The show is being organized in association with Global Citizen, and Infantino described it as “a historic moment for the FIFA World Cup and a show befitting the biggest sporting event in the world.”
Infantino also confirmed that FIFA will take over Times Square for the final weekend, with the Final and the bronze medal match shown live on screens in midtown Manhattan.
The Super Bowl comparison is apt and deliberate. FIFA has spent years watching the NFL’s halftime show become one of the most culturally significant entertainment events in the world, and it is now making a direct play for that same cultural real estate. Whether a show curated by a British rock band — however globally beloved — achieves that for football is an open question. But the ambition is clear.

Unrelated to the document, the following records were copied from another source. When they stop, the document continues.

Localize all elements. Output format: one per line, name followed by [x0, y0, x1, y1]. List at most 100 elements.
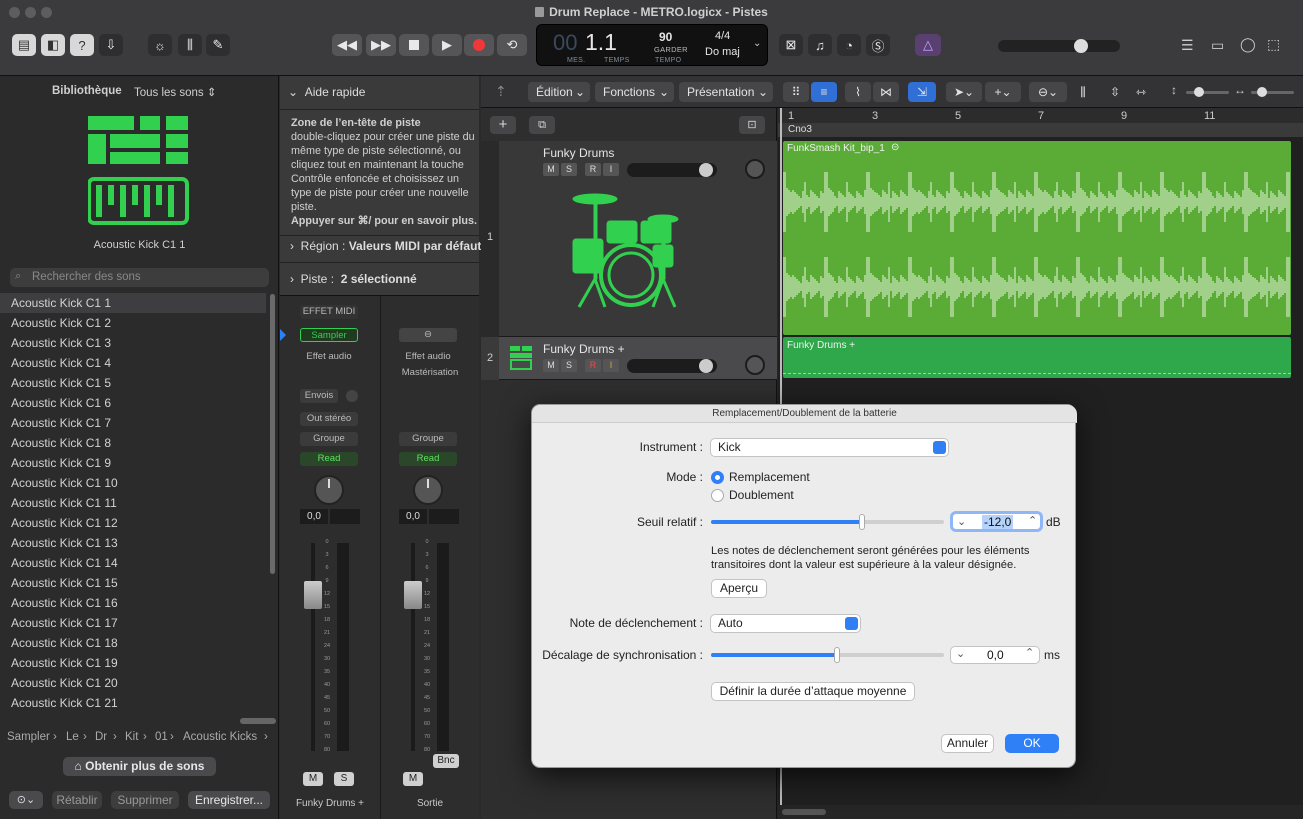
path-item[interactable]: Kit	[125, 731, 138, 743]
midi-region[interactable]: Funky Drums +	[783, 337, 1291, 378]
threshold-slider[interactable]	[711, 514, 944, 530]
track-name[interactable]: Funky Drums	[543, 146, 614, 160]
mute-button[interactable]: M	[403, 772, 423, 786]
library-list-item[interactable]: Acoustic Kick C1 6	[0, 393, 266, 413]
track-volume-slider[interactable]	[627, 163, 717, 177]
library-search-field[interactable]: ⌕ Rechercher des sons	[10, 268, 269, 287]
threshold-stepper[interactable]: ⌄ -12,0 ⌃	[950, 511, 1043, 532]
list-view-button[interactable]: ≡	[811, 82, 837, 102]
chevron-down-icon[interactable]: ⌄	[956, 647, 965, 660]
library-list-item[interactable]: Acoustic Kick C1 5	[0, 373, 266, 393]
catch-button[interactable]: ⇲	[908, 82, 936, 102]
fit-horizontal-button[interactable]: ⇿	[1129, 82, 1153, 102]
track-volume-knob[interactable]	[699, 163, 713, 177]
master-volume-slider[interactable]	[998, 39, 1120, 53]
up-arrow-icon[interactable]: ⇡	[495, 83, 507, 100]
solo-button[interactable]: S	[334, 772, 354, 786]
view-menu[interactable]: Présentation ⌄	[679, 82, 773, 102]
region-inspector-header[interactable]: › Région : Valeurs MIDI par défaut	[290, 239, 481, 253]
library-scrollbar[interactable]	[270, 294, 275, 574]
quick-help-header[interactable]: ⌄ Aide rapide	[288, 85, 365, 99]
trigger-note-popup[interactable]: Auto	[710, 614, 861, 633]
pan-knob[interactable]	[314, 475, 344, 505]
path-item[interactable]: 01	[155, 731, 168, 743]
track-input-monitor-button[interactable]: I	[603, 359, 619, 372]
vertical-zoom-slider[interactable]	[1186, 87, 1229, 97]
track-header-1[interactable]: 1 Funky Drums M S R I	[481, 141, 777, 337]
library-list-item[interactable]: Acoustic Kick C1 21	[0, 693, 266, 713]
waveform-zoom-button[interactable]: ⫼	[1071, 82, 1095, 102]
track-record-button[interactable]: R	[585, 359, 601, 372]
path-item[interactable]: Acoustic Kicks	[183, 731, 257, 743]
library-list-item[interactable]: Acoustic Kick C1 10	[0, 473, 266, 493]
library-list-item[interactable]: Acoustic Kick C1 8	[0, 433, 266, 453]
record-button[interactable]	[464, 34, 494, 56]
track-input-monitor-button[interactable]: I	[603, 163, 619, 176]
midi-fx-slot[interactable]: EFFET MIDI	[300, 305, 358, 319]
output-slot[interactable]: Out stéréo	[300, 412, 358, 426]
bounce-button[interactable]: Bnc	[433, 754, 459, 768]
track-solo-button[interactable]: S	[561, 359, 577, 372]
horizontal-zoom-knob[interactable]	[1257, 87, 1267, 97]
tuner-button[interactable]: ♫	[808, 34, 832, 56]
track-volume-knob[interactable]	[699, 359, 713, 373]
library-list-item[interactable]: Acoustic Kick C1 7	[0, 413, 266, 433]
mode-double-radio[interactable]	[711, 489, 724, 502]
track-record-button[interactable]: R	[585, 163, 601, 176]
library-list-item[interactable]: Acoustic Kick C1 19	[0, 653, 266, 673]
library-list-item[interactable]: Acoustic Kick C1 4	[0, 353, 266, 373]
set-attack-button[interactable]: Définir la durée d’attaque moyenne	[711, 682, 915, 701]
offset-slider[interactable]	[711, 647, 944, 663]
library-button[interactable]: ▤	[12, 34, 36, 56]
fit-vertical-button[interactable]: ⇳	[1103, 82, 1127, 102]
duplicate-track-button[interactable]: ⧉	[529, 116, 555, 134]
library-list-item[interactable]: Acoustic Kick C1 11	[0, 493, 266, 513]
instrument-popup[interactable]: Kick	[710, 438, 949, 457]
offset-stepper[interactable]: ⌄ 0,0 ⌃	[950, 646, 1040, 664]
track-mute-button[interactable]: M	[543, 163, 559, 176]
lcd-display[interactable]: 00 1.1 MES. TEMPS 90 GARDER TEMPO 4/4 Do…	[536, 24, 768, 66]
track-inspector-header[interactable]: › Piste : 2 sélectionné	[290, 272, 417, 286]
notepad-icon[interactable]: ▭	[1211, 37, 1224, 54]
group-slot[interactable]: Groupe	[399, 432, 457, 446]
count-in-button[interactable]: Ⓢ	[866, 34, 890, 56]
path-item[interactable]: Sampler	[7, 731, 50, 743]
library-list-item[interactable]: Acoustic Kick C1 13	[0, 533, 266, 553]
play-button[interactable]: ▶	[432, 34, 462, 56]
pan-knob[interactable]	[413, 475, 443, 505]
list-editors-icon[interactable]: ☰	[1181, 37, 1194, 54]
marker-track[interactable]: Cno3	[778, 123, 1303, 137]
edit-menu[interactable]: Édition ⌄	[528, 82, 590, 102]
restore-button[interactable]: Rétablir	[52, 791, 102, 809]
stop-button[interactable]	[399, 34, 429, 56]
rewind-button[interactable]: ◀◀	[332, 34, 362, 56]
automation-mode[interactable]: Read	[300, 452, 358, 466]
track-header-2[interactable]: 2 Funky Drums + M S R I	[481, 337, 777, 380]
offset-value[interactable]: 0,0	[987, 648, 1004, 662]
chevron-down-icon[interactable]: ⌄	[957, 515, 966, 528]
metronome-button[interactable]: ◔	[837, 34, 861, 56]
flex-button[interactable]: ⋈	[873, 82, 899, 102]
marker-label[interactable]: Cno3	[788, 124, 812, 135]
library-search-input[interactable]: Rechercher des sons	[32, 271, 141, 283]
group-slot[interactable]: Groupe	[300, 432, 358, 446]
library-hscrollbar[interactable]	[240, 718, 276, 724]
forward-button[interactable]: ▶▶	[366, 34, 396, 56]
chevron-up-icon[interactable]: ⌃	[1025, 646, 1034, 659]
mastering-button[interactable]: △	[915, 34, 941, 56]
save-button[interactable]: Enregistrer...	[188, 791, 270, 809]
library-tab[interactable]: Bibliothèque	[52, 85, 122, 97]
library-list-item[interactable]: Acoustic Kick C1 20	[0, 673, 266, 693]
horizontal-zoom-slider[interactable]	[1251, 87, 1294, 97]
path-item[interactable]: Le	[66, 731, 79, 743]
master-volume-knob[interactable]	[1074, 39, 1088, 53]
pointer-tool[interactable]: ➤⌄	[946, 82, 982, 102]
send-knob[interactable]	[346, 390, 358, 402]
lcd-chevron-icon[interactable]: ⌄	[753, 38, 761, 49]
track-name[interactable]: Funky Drums +	[543, 342, 625, 356]
track-mute-button[interactable]: M	[543, 359, 559, 372]
automation-mode[interactable]: Read	[399, 452, 457, 466]
mixer-button[interactable]: ⫼	[178, 34, 202, 56]
library-list-item[interactable]: Acoustic Kick C1 1	[0, 293, 266, 313]
audio-fx-slot[interactable]: Effet audio	[300, 350, 358, 364]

Fútbol’s Biggest Stage is Starting to Look Like Something Else
The halftime show announcement is not just a novelty. It is a signal about where FIFA believes the World Cup needs to go — and for a significant portion of the fútbol world, that signal is not entirely welcome.
World Cup finals have always had pre-match entertainment. Robbie Williams performed before the France vs. Croatia final in Russia in 2018. Ozuna and Gims performed at Qatar 2022. But those appearances were shorter, less elaborate, and firmly positioned as warm-up acts before the main event — the fútbol itself.
What FIFA is now proposing is structurally different. The standard 15-minute halftime interval that has defined the rhythm of every World Cup Final in history will be extended to approximately 25 minutes to accommodate the show.
The match — the thing 78,000 people paid anywhere from several hundred to ten thousand dollars to attend — will pause for ten additional minutes so that a curated entertainment production can unfold on the pitch.
The model FIFA is explicitly drawing from is the NFL’s Super Bowl halftime show — an event that has evolved into a global pop culture moment often attracting audiences beyond the sport itself, most recently with Kendrick Lamar’s performance at Super Bowl LIX, driving enormous viewership and cultural conversation, and Bad Bunny’s 2026 halftime show that catered to the U.S. Latino community.
The comparison is instructive in ways FIFA may not have intended. The Super Bowl halftime show works partly because American football has a natural structural pause — teams switch ends, players rest, and the gap between the two halves is genuinely dead time in the stadium.
But fútbol does not work that way. Halftime in a World Cup Final is when managers make tactical adjustments, when players recover, and when the tactical narrative of the match pivots. Stretching it by ten minutes for a pop concert is a change that serves television audiences and commercial partners far more than it serves the players on the pitch or the supporters in the stands who flew in from Buenos Aires or Bogotá or Lagos to watch a football match.
Social media reaction to the announcement has reflected that unease. A recurring complaint among fútbol supporters is that the sport’s governing body is increasingly willing to reshape the game itself — its format, its calendar, its traditions — to accommodate broadcast windows, commercial partnerships, and entertainment industry interests.
The expanded 48-team format, the new Club World Cup, and now a halftime show curated by a British rock band in association with Global Citizen are all of a piece.
Each incremental change has a reasonable justification. Taken together, they sketch a portrait of an institution that has decided fútbol is not quite enough on its own.
Rock band Coldplay, by any measure, is one of the biggest bands in the world. Chris Martin is a genuinely gifted curator with a track record of ambitious live production. The show on July 19 will almost certainly be visually stunning. And when the second half kicks off — ten minutes later than any World Cup Final in history — the players will still have to win a fútbol match.
For many supporters, that tension — between the sport they came to watch and the spectacle being built around it — is the real story of the 2026 World Cup.